![](https://michellebarker.ca/wp-content/uploads/2020/12/IMG_3964-300x225.jpg)
All summer runs should end with popsicles
Last year, on November fourth, I woke up with one of those ideas that pokes and prods until you have no choice but to say, yes, okay already, I’ll do it. I decided I wanted to run the BMO Marathon.
But there was more to it than that. As many of you might know, I have had a complicated relationship with running over the years. I love it more than anything, but I’ve never been able to do it for long without injuring myself. My mantra has always been: go hard or go home. So I’d go hard, hurt myself, and then have to take time off to recover.
I decided that would not be my strategy for this marathon. No matter how humiliating it would be on Strava, no matter how many people would be amazed that a person could run that slowly and still actually be moving, I was going to train for this marathon without getting injured. Which meant: long SLOW runs.
This is not a revolutionary idea. And it’s not like I didn’t know slow training was the proper way to do the long run. I’d been to a lecture by Golden Harper the year before where he’d explained it all very clearly. I took notes. But I’d never been willing to try it. Slow running seemed so boring. And it’s counter-intuitive: how do you get faster if all you ever do is run slowly?
Well, you don’t. You can’t ONLY run slowly. Besides the weekend long runs, I also started attending track night to do speed work. The secret is in the ratio of slow to fast. Matt Fitzgerald wrote a book about it called 80/20 Running, which I highly recommend. And yes, that’s the ratio: 80% of your workouts should be slow (Zone 1-2). Only 20% should be fast (Zone 4-5). Notice the absence of Zone 3? Zone 3 is the junk zone, the place where you work harder than you should for absolutely no gain and a high risk of injury.
I basically lived in Zone 3 for years. It explains a lot.

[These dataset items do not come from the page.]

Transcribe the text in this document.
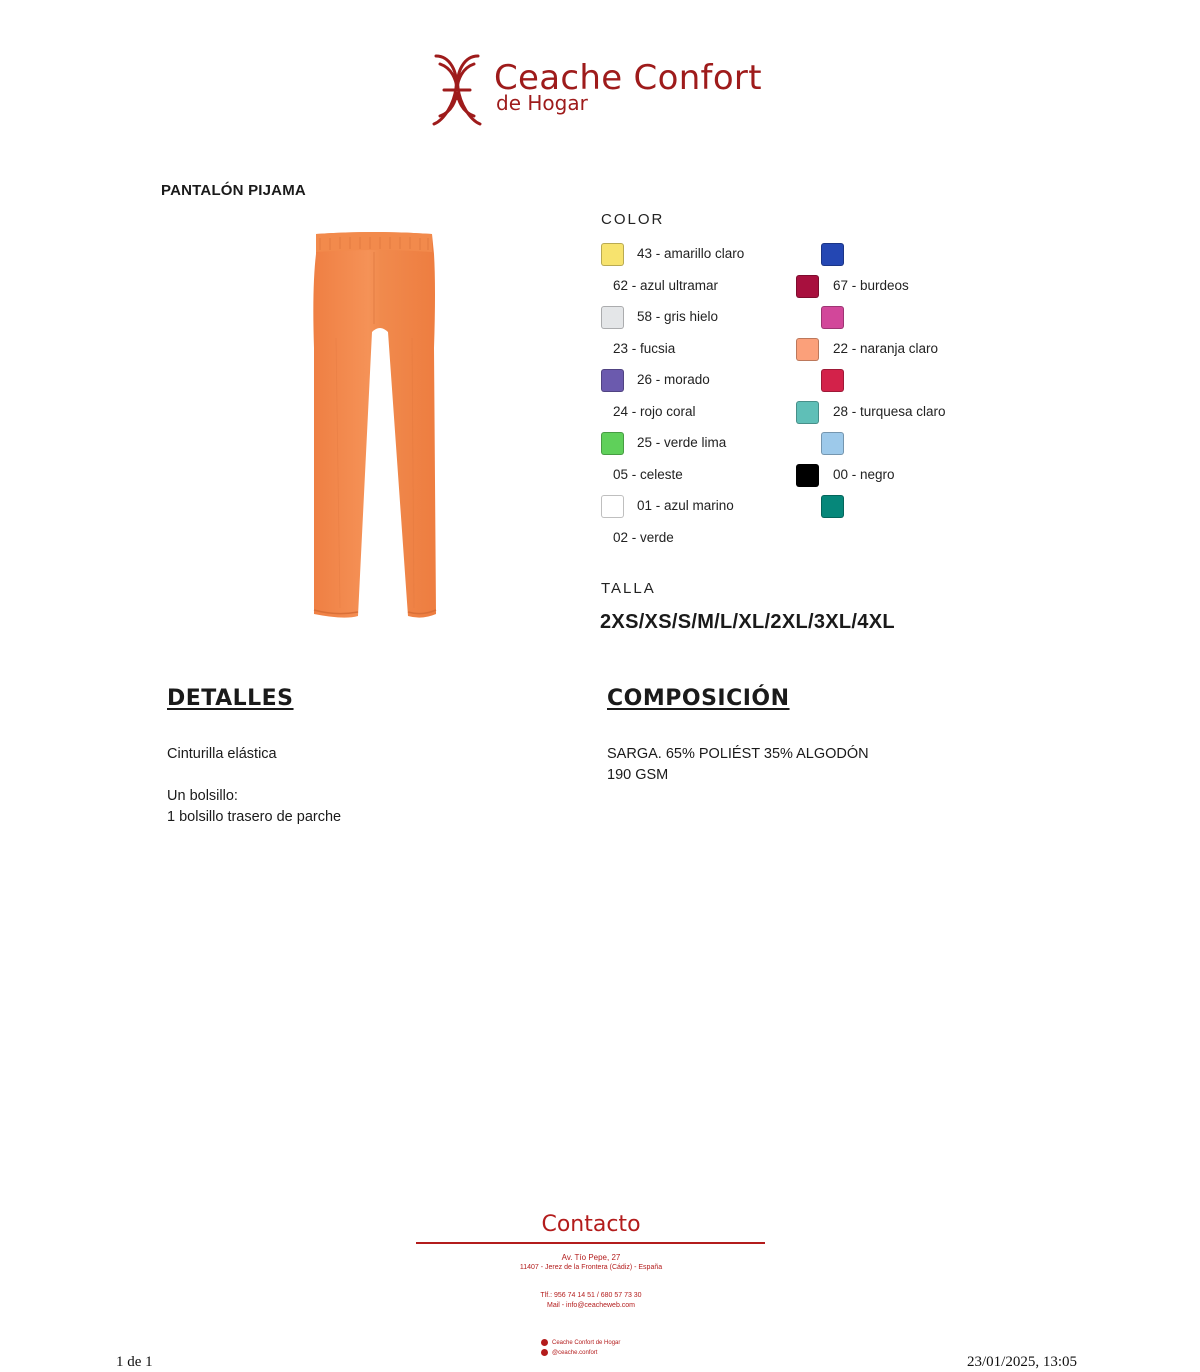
Ceache Confort
de Hogar
PANTALÓN PIJAMA
COLOR
43 - amarillo claro
62 - azul ultramar
58 - gris hielo
23 - fucsia
26 - morado
24 - rojo coral
25 - verde lima
05 - celeste
01 - azul marino
02 - verde
67 - burdeos
22 - naranja claro
28 - turquesa claro
00 - negro
TALLA
2XS/XS/S/M/L/XL/2XL/3XL/4XL
DETALLES
Cinturilla elástica
Un bolsillo:
1 bolsillo trasero de parche
COMPOSICIÓN
SARGA. 65% POLIÉST 35% ALGODÓN
190 GSM
Contacto
Av. Tío Pepe, 27
11407 - Jerez de la Frontera (Cádiz) - España
Tlf.: 956 74 14 51 / 680 57 73 30
Mail - info@ceacheweb.com
Ceache Confort de Hogar
@ceache.confort
1 de 1	23/01/2025, 13:05
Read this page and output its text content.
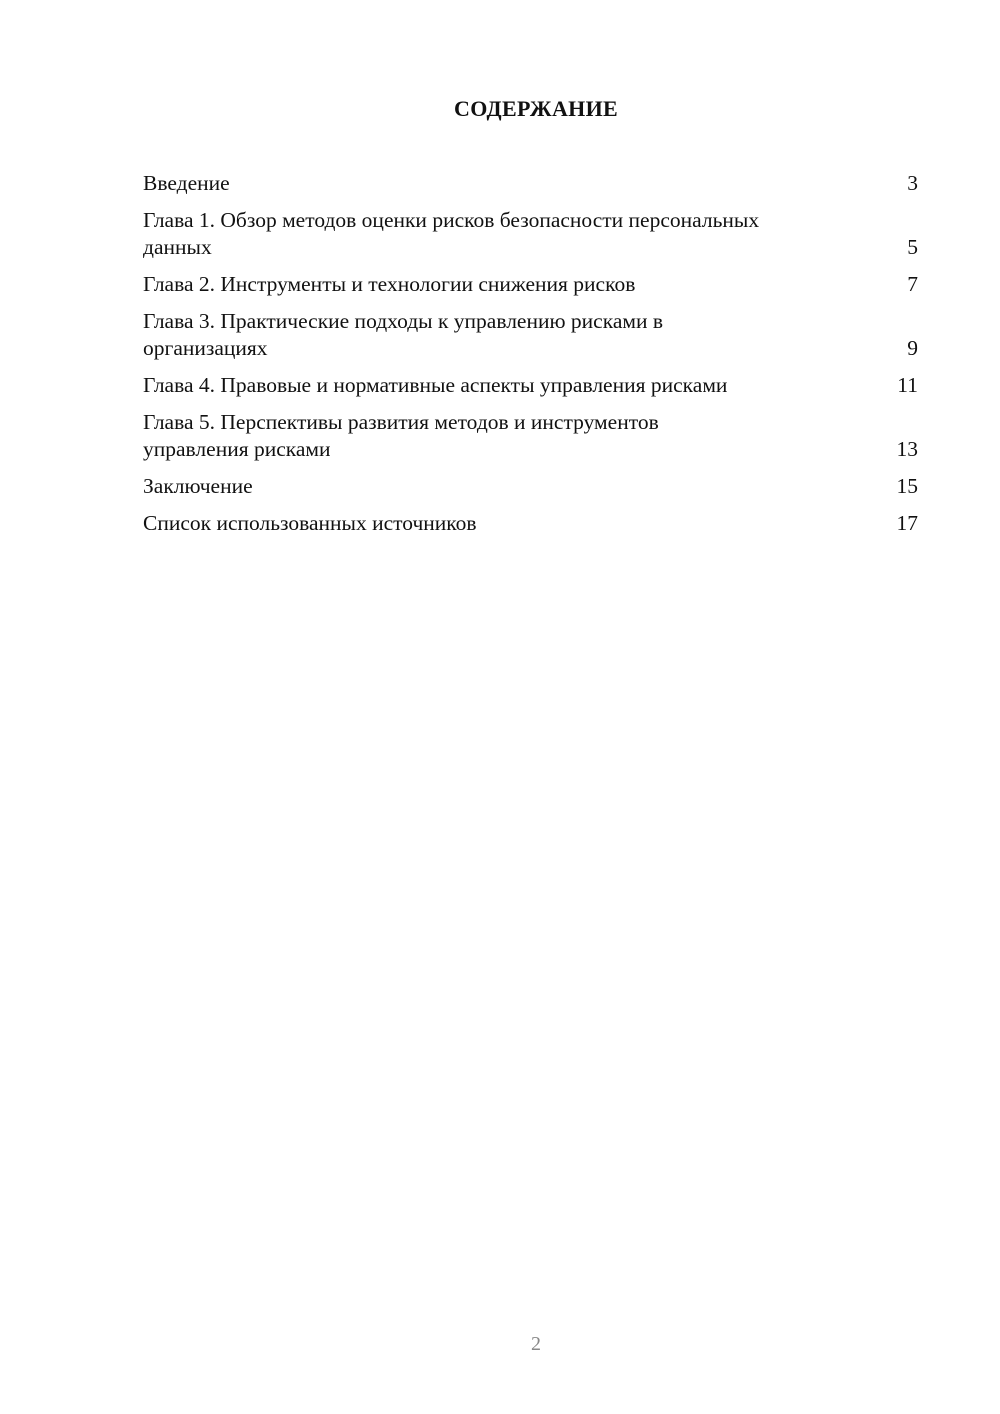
СОДЕРЖАНИЕ
Введение	3
Глава 1. Обзор методов оценки рисков безопасности персональных данных	5
Глава 2. Инструменты и технологии снижения рисков	7
Глава 3. Практические подходы к управлению рисками в организациях	9
Глава 4. Правовые и нормативные аспекты управления рисками	11
Глава 5. Перспективы развития методов и инструментов управления рисками	13
Заключение	15
Список использованных источников	17
2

Luckily I found a partner in this project—another runner who, like me, had suffered constant injury from running too fast for too long. We made a pact: we would train for this marathon as slowly as we needed to, and we would finish it without getting injured.
And then 2020 happened…
and the BMO was canceled.
In all honesty, it might have been a silver lining. One of the other things I discovered this year was just how long it takes to build a solid base of running. I don’t know if I would have been ready to run a marathon last May. It might have produced the injury I was trying so hard to avoid.
Instead, when the marathon was canceled, we stopped building miles but kept on running. And the months passed, and we got faster…and we did not get injured.

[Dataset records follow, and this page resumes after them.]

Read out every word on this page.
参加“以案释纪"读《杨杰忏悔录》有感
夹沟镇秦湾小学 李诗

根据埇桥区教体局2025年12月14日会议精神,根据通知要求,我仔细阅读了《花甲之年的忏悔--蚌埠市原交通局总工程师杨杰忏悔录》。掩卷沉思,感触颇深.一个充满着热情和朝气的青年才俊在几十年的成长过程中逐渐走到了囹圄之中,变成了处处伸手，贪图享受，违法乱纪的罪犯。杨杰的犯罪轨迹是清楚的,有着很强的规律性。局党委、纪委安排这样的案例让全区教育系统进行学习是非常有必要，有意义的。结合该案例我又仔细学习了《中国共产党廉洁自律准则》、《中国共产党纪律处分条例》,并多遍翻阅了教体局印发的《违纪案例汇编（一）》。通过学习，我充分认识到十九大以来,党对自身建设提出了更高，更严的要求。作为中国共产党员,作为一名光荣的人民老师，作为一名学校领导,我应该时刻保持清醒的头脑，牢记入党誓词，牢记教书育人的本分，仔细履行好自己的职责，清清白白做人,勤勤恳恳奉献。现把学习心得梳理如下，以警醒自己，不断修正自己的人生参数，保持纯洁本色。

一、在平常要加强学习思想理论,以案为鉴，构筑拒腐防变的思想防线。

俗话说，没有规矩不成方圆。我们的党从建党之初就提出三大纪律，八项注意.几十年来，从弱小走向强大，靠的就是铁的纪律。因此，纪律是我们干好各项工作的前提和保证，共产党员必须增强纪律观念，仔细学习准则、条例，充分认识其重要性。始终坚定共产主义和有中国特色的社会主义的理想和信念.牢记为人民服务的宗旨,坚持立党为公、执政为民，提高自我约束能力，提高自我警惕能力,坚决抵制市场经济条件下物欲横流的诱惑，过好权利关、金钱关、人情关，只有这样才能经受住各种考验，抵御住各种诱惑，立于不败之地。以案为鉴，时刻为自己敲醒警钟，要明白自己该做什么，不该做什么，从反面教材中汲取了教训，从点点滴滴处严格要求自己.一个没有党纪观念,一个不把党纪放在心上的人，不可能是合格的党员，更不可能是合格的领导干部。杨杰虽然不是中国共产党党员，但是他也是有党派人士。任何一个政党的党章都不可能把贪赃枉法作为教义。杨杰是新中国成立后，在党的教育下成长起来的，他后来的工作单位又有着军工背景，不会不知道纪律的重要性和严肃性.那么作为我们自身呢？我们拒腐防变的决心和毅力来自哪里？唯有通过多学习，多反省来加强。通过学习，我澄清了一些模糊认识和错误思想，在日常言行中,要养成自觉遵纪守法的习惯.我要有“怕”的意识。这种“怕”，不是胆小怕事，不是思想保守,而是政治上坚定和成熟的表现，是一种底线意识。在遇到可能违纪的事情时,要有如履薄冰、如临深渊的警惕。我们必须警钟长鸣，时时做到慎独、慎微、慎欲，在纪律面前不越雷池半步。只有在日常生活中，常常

Now, this requires some explanation. Both of us have had to learn to be proactive and listen to our bodies. To back off when an ache becomes a little too persistent, BEFORE it turns into an injury. This might sound easy, but don’t be fooled. Yesterday I started a Zwift workout and had to force myself off the bike after fifteen minutes because of a niggle in my quad that I had noticed on Sunday’s long run. Zone 3 Me would have muscled through and ended up limping for the rest of the day. Long Slow Me looked at today’s scheduled run and decided, nope, I’m going to play it by ear. Any pain and I go home.

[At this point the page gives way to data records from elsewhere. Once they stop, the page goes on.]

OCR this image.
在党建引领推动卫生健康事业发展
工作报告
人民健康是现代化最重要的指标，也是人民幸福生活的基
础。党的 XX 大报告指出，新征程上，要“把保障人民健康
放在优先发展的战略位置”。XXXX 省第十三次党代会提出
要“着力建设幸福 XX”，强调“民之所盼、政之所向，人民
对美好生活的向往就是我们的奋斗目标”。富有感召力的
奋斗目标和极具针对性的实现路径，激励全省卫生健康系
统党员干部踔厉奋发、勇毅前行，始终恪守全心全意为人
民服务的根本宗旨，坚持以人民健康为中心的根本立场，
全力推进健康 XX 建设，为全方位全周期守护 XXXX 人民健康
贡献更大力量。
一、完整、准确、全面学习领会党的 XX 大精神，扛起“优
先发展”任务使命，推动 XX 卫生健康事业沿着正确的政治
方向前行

It’s been a learning process, and as we try to put together a new marathon program and I continue to make bone-headed training mistakes, I still feel like I’m in preschool.
But on the whole, the plan is working. I have never, in my whole life, been able to run consistently like this without serious injury. And in the end, that was what I really wanted. The win is in the process. The race—if it happens next year—will be a bonus.
If it doesn’t, we’ll just keep running.
Super inspiring!!! It takes such strength of mind to do things the right way. Kudos, and I hope that the marathon materializes in 2021.
Thank you for sharing, Michelle.
I’d never heard of the 80/20 principle. Before. Useful insight!
Good luck!
Thank you, Anne. I hope so too.
Thanks, Eric. I really recommend that book. It makes running so much more enjoyable, and I think the principle can be applied to any sport. I’ve started doing it with cycling as well and have seen big improvements.